Is there anyone today that even remotely has the same effect on us? Letterman is probably the closest we have to Johnny in terms of sensibility and style, and yet even he seems remarkably self conscious and prickly compared to Carson. The rest, Leno, Conan et al, are really just copies of copy, unable to summon even a fraction of the style and grace that Johnny showed, choosing to emphasize their own personalities rather than let the comedy and the guests take center stage, as Johnny did. In doing so, they sacrifice that type of genuine connection and identification we all felt with Johnny.
So we are left with only nostalgia, drawing comfort only in the increasingly distant memory of how Johnny and his show made us feel. But is it truly "only" nostalgia? That is, does something that exists only in memory necessarily have less resonance than something that is occuring contemporaneously? Hardly. For me, the power of memory is that it reminds us (and empowers us) not just of how things were, but also of how they could be again, given sufficient effort. Johnny's hold on me is not just that he helped create some wonderful memories for me to draw upon, but also that he gave me an blueprint of how I would want my children to feel about the world at the end of a hard day; comforted, entertained, enlightened and always optimistic. The fact that he has been off the air for thirteen years, even the fact that he is now deceased, does not and cannot dim this ability.
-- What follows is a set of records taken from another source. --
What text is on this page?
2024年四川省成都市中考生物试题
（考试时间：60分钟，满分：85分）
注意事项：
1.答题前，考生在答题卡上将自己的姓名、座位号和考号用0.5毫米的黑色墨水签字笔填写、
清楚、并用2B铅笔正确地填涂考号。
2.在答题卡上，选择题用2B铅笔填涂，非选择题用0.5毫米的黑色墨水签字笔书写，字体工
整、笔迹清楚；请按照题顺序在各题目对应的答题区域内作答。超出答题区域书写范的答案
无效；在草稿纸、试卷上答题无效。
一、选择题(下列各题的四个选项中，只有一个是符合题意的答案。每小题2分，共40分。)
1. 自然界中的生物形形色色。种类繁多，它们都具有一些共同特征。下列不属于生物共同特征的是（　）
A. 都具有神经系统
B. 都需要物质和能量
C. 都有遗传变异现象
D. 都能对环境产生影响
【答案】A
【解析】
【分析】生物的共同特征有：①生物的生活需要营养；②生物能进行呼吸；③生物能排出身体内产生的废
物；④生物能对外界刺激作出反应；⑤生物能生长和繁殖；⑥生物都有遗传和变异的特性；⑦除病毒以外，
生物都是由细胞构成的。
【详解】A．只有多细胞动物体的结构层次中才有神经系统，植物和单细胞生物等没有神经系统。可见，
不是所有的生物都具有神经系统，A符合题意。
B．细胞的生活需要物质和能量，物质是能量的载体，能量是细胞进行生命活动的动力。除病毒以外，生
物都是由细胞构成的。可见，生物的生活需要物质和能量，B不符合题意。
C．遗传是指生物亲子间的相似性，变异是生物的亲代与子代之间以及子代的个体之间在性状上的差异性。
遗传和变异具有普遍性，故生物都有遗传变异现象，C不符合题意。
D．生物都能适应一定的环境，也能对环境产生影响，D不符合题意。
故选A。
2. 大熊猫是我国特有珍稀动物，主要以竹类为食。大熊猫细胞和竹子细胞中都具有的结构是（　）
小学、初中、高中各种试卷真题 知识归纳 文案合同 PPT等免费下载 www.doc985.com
Nor does this power, obviously, limit itself to "The Tonight Show". You could apply it to practically any show, any song, any cherished memory at all of a place you felt safe and protected. Far from being some sort of mental "recycle bin" where old irrelevant material just sits waiting to be permanently deleted, fond memories are in fact completely relevant source material upon which to draw to actualize one's own dreams. If a certain song made you feel happy, why not write a similar song that will make other people feel the same way? If a memory of a loving family that helped and supported each other is a positive part of your past, why not work toward creating the same type of environment in your own current family?
The past, no matter what is fashionable in contemporary thought, is not without purpose and importance. Through it our dreams and impressions of how reality can and should be are formed, and it is through the past that our future is effectively shaped. "The Tonight Show with Johnny Carson" may be long gone, but it's memory and the effect it had on all of us serves as strong evidence of the lasting power of all that we have experienced and all that we can dream.